Chronique initialement publiée le 2 juin 2011 sur mon ancien blog
Chers lecteurs,
J’aimerais vous parler ce soir d’un roman que je viens tout juste de terminer, Planète à louer de Yoss, publié par Mnémos sous la direction de Charlotte Volper, après traduction de l’espagnol par Sylvie Miller et paru le 21 janvier 2011 en France.
Yoss, l’auteur, est un cubain. Il a, par le passé, déjà été publié pour des nouvelles en France au sein du recueil Interférences chez Rivière blanche. N’ayant pas lu ledit recueil, je ne pourrai vous en donner un avis, mais, de ce que j’ai pu constater pour Planète à louer, Yoss maîtrise extrêmement bien la forme courte.
L’œuvre dont il est question ici est un roman choral. A savoir qu’il est divisé en 7 chapitres, chacun se concentrant sur l’histoire d’un personnage et, dans la plupart des cas, sur le moment où sa vie bascule irrémédiablement. Instant particulièrement propice à l’introspection et au changement.
Ces 7 personnages sont liés. Ils appartiennent tous à la race humaine et tentent, chacun à sa façon, de s’en sortir. Car la Terre sert désormais de paradis touristique à des extraterrestres tellement puissants qu’ils pourraient la détruire en moins de temps qu’il ne faut pour le dire, et dont le principal souci est de garantir le sous-développement scientifique de l’humanité.
Mais attention, dès la préface, l’auteur nous prévient. La science-fiction est ici choisie pour nous parler de Cuba et de la Terre. En nous narrant le présent de ses personnages, incapables d’envisager le moindre futur, il nous parle de notre présent et du présent de son pays. Et le récit est sombre, laissant peu de place au véritable espoir d’un lendemain meilleur, si ce n’est au prix de l’âme, de l’abandon des rêves exaltés de liberté pour un retour grinçant à la réalité. La traîtrise, le reniement, la solitude de l’exil.

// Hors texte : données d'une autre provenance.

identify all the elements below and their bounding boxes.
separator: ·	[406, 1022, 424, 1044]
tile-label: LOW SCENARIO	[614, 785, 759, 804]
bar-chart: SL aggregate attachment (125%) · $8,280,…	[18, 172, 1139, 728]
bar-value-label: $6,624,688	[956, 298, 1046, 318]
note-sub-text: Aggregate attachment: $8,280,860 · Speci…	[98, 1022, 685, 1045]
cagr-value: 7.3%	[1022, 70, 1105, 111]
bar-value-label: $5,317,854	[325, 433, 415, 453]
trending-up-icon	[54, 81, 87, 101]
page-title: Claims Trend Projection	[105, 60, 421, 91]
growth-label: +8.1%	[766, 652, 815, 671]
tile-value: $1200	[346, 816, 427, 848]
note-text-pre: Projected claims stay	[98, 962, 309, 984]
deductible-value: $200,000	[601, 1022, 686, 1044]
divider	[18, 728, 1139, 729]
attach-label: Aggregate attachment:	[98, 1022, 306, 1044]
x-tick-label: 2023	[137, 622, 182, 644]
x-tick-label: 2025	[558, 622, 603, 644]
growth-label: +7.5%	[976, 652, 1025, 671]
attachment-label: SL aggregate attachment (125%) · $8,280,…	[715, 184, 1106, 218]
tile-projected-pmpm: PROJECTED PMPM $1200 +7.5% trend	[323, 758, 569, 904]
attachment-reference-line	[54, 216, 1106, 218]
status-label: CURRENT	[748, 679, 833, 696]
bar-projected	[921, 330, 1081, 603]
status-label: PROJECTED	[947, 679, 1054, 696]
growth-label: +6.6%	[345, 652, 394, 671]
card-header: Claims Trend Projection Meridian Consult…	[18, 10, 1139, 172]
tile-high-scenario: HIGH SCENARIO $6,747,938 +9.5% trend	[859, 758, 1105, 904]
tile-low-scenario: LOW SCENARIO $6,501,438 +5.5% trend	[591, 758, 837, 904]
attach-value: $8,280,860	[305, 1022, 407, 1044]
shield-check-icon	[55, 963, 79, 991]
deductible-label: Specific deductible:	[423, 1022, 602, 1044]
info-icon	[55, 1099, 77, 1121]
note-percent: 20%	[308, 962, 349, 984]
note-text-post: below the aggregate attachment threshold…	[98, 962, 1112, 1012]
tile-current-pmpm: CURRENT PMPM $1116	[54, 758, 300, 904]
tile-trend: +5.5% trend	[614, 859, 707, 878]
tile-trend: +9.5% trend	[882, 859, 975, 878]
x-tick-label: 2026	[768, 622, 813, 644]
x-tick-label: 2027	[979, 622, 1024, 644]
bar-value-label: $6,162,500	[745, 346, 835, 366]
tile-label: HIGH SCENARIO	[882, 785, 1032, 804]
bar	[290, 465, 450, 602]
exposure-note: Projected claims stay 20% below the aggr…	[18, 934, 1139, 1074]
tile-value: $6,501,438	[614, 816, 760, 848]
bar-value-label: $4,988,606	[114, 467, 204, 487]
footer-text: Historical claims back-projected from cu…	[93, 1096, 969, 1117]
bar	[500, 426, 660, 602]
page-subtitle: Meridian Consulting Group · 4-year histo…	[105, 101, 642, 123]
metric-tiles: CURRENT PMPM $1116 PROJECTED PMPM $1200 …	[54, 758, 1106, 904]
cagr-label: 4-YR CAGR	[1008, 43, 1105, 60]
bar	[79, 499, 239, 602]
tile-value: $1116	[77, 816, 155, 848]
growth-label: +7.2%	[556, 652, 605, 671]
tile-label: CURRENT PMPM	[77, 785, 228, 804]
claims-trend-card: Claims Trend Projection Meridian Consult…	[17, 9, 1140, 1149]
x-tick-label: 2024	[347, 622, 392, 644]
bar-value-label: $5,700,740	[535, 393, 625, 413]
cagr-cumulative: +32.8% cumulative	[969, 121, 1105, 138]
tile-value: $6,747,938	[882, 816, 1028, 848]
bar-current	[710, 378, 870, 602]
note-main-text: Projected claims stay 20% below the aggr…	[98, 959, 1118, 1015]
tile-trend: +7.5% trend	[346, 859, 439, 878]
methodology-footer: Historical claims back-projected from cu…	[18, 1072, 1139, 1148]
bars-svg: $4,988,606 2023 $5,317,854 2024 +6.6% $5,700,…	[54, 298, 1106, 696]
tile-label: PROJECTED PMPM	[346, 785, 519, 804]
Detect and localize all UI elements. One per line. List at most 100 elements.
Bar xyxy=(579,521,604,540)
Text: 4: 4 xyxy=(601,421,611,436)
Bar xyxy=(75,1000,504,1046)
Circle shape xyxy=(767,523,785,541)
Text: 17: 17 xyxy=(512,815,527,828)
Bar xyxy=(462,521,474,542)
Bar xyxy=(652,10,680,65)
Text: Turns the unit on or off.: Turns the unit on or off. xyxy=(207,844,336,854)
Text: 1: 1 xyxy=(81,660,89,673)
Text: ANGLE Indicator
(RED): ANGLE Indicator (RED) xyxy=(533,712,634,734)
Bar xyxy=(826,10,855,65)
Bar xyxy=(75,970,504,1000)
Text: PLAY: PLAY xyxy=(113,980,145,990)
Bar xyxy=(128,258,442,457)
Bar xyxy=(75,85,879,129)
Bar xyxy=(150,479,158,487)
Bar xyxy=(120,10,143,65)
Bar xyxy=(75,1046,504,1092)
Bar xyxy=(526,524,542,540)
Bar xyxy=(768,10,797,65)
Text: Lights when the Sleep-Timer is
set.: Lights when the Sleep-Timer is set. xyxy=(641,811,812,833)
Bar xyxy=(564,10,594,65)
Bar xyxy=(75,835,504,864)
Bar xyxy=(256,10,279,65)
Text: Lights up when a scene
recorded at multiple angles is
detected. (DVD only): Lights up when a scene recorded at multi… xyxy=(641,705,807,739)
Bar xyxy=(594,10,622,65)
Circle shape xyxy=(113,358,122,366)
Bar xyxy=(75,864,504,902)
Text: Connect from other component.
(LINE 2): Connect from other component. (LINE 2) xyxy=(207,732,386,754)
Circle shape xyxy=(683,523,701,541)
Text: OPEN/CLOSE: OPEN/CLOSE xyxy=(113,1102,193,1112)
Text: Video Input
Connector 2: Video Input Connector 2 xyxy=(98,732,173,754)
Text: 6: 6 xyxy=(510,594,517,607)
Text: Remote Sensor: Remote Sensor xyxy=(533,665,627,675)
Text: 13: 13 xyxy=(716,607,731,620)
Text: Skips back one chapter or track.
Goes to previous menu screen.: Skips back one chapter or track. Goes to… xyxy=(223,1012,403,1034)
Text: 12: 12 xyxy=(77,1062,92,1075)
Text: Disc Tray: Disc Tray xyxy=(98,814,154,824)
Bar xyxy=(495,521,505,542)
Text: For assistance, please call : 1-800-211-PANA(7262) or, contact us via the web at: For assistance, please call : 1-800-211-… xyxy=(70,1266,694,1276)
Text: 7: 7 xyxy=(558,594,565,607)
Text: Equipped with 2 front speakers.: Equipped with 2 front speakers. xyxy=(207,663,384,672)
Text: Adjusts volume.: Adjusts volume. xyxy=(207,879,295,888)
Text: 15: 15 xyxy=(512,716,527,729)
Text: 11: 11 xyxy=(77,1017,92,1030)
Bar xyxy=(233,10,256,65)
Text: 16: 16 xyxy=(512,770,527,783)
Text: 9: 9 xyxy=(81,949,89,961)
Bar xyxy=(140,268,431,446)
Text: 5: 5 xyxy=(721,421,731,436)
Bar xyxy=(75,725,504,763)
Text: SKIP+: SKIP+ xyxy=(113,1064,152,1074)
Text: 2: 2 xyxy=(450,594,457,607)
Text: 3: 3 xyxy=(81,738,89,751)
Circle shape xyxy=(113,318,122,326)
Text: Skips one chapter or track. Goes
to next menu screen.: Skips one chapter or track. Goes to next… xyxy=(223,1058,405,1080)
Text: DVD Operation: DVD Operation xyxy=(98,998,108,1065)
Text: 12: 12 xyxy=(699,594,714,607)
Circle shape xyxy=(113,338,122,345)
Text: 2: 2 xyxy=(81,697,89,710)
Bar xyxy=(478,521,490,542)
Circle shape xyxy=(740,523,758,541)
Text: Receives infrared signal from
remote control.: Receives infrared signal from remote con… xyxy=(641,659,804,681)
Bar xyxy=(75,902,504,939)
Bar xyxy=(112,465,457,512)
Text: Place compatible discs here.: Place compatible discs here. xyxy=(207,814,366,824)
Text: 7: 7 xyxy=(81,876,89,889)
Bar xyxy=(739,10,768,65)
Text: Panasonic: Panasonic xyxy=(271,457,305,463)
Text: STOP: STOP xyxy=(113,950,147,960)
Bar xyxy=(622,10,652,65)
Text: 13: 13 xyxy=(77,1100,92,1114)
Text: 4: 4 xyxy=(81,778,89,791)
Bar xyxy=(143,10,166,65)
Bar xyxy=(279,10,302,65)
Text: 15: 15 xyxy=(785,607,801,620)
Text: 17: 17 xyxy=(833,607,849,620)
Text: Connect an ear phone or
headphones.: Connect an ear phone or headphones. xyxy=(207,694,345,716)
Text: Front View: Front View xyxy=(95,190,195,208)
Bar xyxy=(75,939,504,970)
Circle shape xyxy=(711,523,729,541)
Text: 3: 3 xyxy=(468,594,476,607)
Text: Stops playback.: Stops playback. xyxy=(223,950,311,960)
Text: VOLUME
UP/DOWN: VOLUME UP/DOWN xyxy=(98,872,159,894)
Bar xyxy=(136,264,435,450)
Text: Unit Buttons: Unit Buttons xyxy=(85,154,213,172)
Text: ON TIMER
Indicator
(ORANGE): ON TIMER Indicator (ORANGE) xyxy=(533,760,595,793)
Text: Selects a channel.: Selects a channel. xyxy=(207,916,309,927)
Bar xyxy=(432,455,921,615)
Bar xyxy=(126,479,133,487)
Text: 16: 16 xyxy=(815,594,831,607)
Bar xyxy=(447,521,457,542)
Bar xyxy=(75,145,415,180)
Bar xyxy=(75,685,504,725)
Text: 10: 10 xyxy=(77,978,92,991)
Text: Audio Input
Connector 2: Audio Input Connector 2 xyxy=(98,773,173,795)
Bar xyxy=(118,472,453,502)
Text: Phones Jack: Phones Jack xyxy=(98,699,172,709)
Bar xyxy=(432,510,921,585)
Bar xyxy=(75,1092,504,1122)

Et la machine est implacable, s’entretenant d’elle-même par le biais de la fuite des cerveaux, de ceux qui pourraient y faire quelque chose mais sont trop désireux de vivre libres, sans contraintes et loin de leurs malheurs passés. Car après tout « Il faut bien vivre, non ?».
Au début de chaque chapitre, quelques pages, en italiques, ponctuent le récit. Elles ont pour vocation d’expliquer le système, depuis un point de vue qui n’est pas neutre mais dont on ne peut que soupçonner la provenance. Elles abordent brièvement divers sujets éloignés les uns des autres et permettent une perception globale des événements et du fonctionnement de ce système qui rend esclaves les habitants d’une planète entière.
De la même manière, grâce à la diversité des destins des 7 personnages dont on pénètre la pensée, une esquisse vivante de la planète et des extraterrestres apparaît dans l’esprit du lecteur. L’apprentissage des technologies se fait pas à pas et il n’est pas rare que l’un des chapitres à suivre mette sur le devant de la scène un élément qui n’était qu’effleuré auparavant.
Yoss parvient, avec talent, à faire entrer le lecteur très rapidement dans chacune des histoires, lui permettant de s’attacher, le temps de quelques pages, à un destin, et le poussant à guetter les liens qui unissent les différents personnages. Plus haut, je vantais sa maîtrise de la forme courte, et ce, non seulement pour cette capacité à créer des personnages attachants et à entraîner rapidement le lecteur, mais également pour sa capacité à se renouveler et à tester des structures différentes.
La construction n’est pas toujours la même et il sait aussi bien manier une scène d’action déterminante qu’un entretien, qu’un quasi-monologue où l’on ne fait que deviner l’interlocuteur ou qu’un récit se déroulant sur une plus longue période.
Pour toutes ces raisons, je vous recommande vivement la lecture de cet ouvrage.